Captured: Mysterious oyster killers

University of British Columbia researchers have apprehended tiny, elusive parasites that have plagued oysters from British Columbia to California.

First reported in 1960, Denman Island disease is caused by Mikrocytos mackini, a parasite that infects mainly Pacific oysters, and leads to unsightly green lesions and death.

M. mackini has eluded capture for more than 50 years because it lives inside the oyster’s cells and has proved impossible to grow and study in a lab,” says Patrick Keeling a professor in UBC’s Department of Botany who led the microbial investigative team.

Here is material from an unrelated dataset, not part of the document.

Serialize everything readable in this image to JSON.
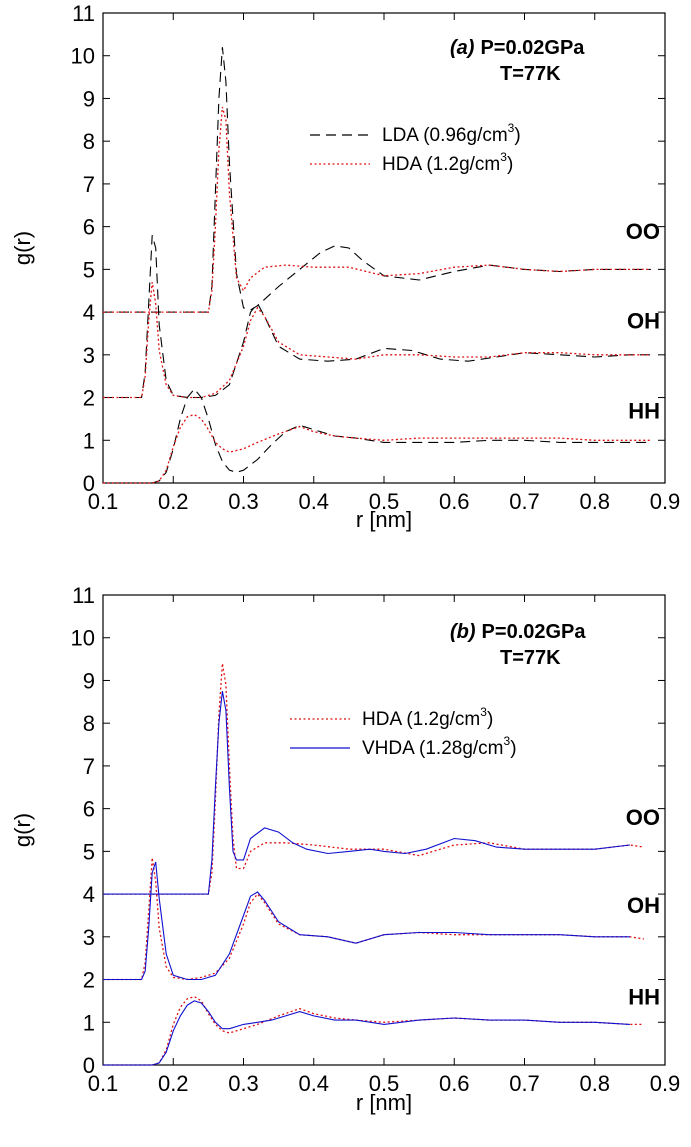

The research team from UBC and the Department of Fisheries and Oceans isolated the parasites from infected oysters and analyzed their genes. Details are published today in the journal Current Biology.

“We figured out where M. mackini came from in the evolutionary tree of life – it is part of an enigmatic group of amoebae called Rhizaria that was only itself discovered a few years ago,” says Keeling, director of the Centre for Microbial Diversity and Evolution at UBC and a Fellow of Canadian Institute for Advanced Research.

“These parasites have an extremely reduced metabolism. They can’t survive in oxygen and its mitochondria – or cellular powerhouse – can’t produce energy, so they probably steal most things from the oyster host in order to survive.”

While not considered a health threat to humans, the Denman Island disease makes the raw delicacy unappealing. In B.C., oyster production in 2011 totaled 7,500 tonnes and was valued at $9.2 million.